State the null and alternative hypotheses when testing whether classifier A is better than classifier B, and explain what a p-value of 0.03 means.

Let $\delta (x)=M(A,x)-M(B,x)$. Null hypothesis $H_0:\delta (x)\le 0$ (A is not better than B); alternative $H_1:\delta (x)>0$ (A is better than B). A p-value of 0.03 means: if $H_0$ were true, there is a 3% probability of seeing an effect size at least as large as the one we observed by chance alone. Since 0.03 < 0.05, we reject $H_0$ at the 0.05 significance level — but would fail to reject it at the 0.01 level. The p-value is a probability of observing the data given the null, not a probability that the null is true.

In the paired bootstrap, why do we count $\delta (x^{(i)})\ge 2\delta (x)$ rather than $\delta (x^{(i)})\ge 0$?

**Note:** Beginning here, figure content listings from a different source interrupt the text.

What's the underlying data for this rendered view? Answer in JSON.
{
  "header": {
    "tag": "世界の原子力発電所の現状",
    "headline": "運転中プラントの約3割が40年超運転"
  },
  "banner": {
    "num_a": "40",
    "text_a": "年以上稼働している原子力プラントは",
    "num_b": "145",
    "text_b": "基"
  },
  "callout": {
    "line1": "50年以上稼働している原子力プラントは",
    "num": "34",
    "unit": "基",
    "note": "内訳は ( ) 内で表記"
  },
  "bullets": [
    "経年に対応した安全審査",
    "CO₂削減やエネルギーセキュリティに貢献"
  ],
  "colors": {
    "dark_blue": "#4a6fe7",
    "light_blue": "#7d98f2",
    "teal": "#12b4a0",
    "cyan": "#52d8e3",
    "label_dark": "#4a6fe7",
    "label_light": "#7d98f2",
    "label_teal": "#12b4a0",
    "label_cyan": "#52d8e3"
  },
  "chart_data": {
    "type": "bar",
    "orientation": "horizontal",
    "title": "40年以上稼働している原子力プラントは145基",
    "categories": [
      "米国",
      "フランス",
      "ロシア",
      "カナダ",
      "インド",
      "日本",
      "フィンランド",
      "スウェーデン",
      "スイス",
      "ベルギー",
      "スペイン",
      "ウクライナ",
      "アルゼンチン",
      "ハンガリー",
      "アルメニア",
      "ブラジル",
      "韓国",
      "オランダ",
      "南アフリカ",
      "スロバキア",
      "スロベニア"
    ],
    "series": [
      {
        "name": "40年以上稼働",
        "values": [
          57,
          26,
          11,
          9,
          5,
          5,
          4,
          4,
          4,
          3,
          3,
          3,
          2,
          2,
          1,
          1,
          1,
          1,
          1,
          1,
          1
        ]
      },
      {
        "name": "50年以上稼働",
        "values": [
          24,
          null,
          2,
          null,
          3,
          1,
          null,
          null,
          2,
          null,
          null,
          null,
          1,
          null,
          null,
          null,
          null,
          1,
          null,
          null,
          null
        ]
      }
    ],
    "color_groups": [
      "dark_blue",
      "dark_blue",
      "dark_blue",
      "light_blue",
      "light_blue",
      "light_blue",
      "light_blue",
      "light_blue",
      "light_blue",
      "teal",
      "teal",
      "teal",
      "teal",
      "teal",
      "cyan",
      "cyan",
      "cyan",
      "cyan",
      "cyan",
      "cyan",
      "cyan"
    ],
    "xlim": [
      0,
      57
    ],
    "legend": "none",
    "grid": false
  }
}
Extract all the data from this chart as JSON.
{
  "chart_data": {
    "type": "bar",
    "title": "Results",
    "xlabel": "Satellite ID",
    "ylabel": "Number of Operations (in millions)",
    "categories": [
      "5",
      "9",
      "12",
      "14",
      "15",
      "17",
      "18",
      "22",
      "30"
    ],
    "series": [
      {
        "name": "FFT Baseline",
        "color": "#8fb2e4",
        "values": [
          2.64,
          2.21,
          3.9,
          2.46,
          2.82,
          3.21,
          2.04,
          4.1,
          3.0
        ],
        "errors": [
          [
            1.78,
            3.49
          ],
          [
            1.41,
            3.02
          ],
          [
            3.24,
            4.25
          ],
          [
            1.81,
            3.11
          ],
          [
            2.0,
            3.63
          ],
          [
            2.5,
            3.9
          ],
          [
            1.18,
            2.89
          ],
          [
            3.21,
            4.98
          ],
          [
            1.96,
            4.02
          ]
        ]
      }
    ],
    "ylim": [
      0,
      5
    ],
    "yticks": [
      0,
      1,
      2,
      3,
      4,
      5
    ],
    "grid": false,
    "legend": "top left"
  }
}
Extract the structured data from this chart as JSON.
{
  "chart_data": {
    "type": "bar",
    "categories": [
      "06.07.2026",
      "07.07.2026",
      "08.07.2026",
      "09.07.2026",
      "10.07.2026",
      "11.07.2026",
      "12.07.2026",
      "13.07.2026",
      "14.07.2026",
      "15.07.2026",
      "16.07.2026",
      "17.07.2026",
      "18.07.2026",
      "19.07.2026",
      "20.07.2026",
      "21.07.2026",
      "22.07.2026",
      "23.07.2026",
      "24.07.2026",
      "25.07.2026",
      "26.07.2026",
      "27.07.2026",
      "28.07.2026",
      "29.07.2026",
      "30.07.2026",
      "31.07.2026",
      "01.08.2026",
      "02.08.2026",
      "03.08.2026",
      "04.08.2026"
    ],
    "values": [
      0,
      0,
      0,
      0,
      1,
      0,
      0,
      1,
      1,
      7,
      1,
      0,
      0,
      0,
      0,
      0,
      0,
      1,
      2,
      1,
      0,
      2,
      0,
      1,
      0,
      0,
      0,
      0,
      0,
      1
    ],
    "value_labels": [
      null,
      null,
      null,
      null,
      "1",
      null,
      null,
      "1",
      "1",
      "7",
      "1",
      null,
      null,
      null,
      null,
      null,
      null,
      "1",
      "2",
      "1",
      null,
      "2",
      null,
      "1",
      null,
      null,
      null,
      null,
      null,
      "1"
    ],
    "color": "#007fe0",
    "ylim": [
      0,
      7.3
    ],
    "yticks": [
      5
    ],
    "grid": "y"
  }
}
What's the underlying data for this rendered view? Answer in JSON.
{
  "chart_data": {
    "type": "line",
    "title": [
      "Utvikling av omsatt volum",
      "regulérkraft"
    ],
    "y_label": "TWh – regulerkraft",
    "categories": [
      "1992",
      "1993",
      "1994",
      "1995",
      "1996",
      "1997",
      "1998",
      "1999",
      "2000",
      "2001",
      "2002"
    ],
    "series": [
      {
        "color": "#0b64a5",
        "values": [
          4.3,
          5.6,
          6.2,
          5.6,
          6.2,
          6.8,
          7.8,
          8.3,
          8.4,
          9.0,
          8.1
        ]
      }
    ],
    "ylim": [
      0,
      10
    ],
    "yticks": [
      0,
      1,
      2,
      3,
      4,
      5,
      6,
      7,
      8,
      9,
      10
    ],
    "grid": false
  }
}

The bootstrap samples are drawn from the original test set $x$, which is already biased by the observed $\delta (x)$ in favour of A. Under the null hypothesis, the expected $\delta$ is 0 — so the resampled distribution is centred on $\delta (x)$, not on 0. To ask “how surprising is the observed $\delta (x)$ under $H_0$?” we shift by $\delta (x)$: count how often $\delta (x^{(i)})-\delta (x)\ge \delta (x)$, i.e. $\delta (x^{(i)})\ge 2\delta (x)$. This correctly tests whether the effect size exceeds what sampling variation alone would produce under the null.

Why are paired tests more powerful than unpaired tests for comparing classifiers?

Paired means each test item is evaluated by both classifiers, and we compare them item-by-item. This removes per-item variance — some test items are intrinsically easier, others harder — from the comparison. Unpaired tests compare aggregate scores on two independent samples and have to account for that per-item variance as noise, reducing statistical power. Since in classifier comparison we always run both systems on the same test set, pairing is free and strictly more informative.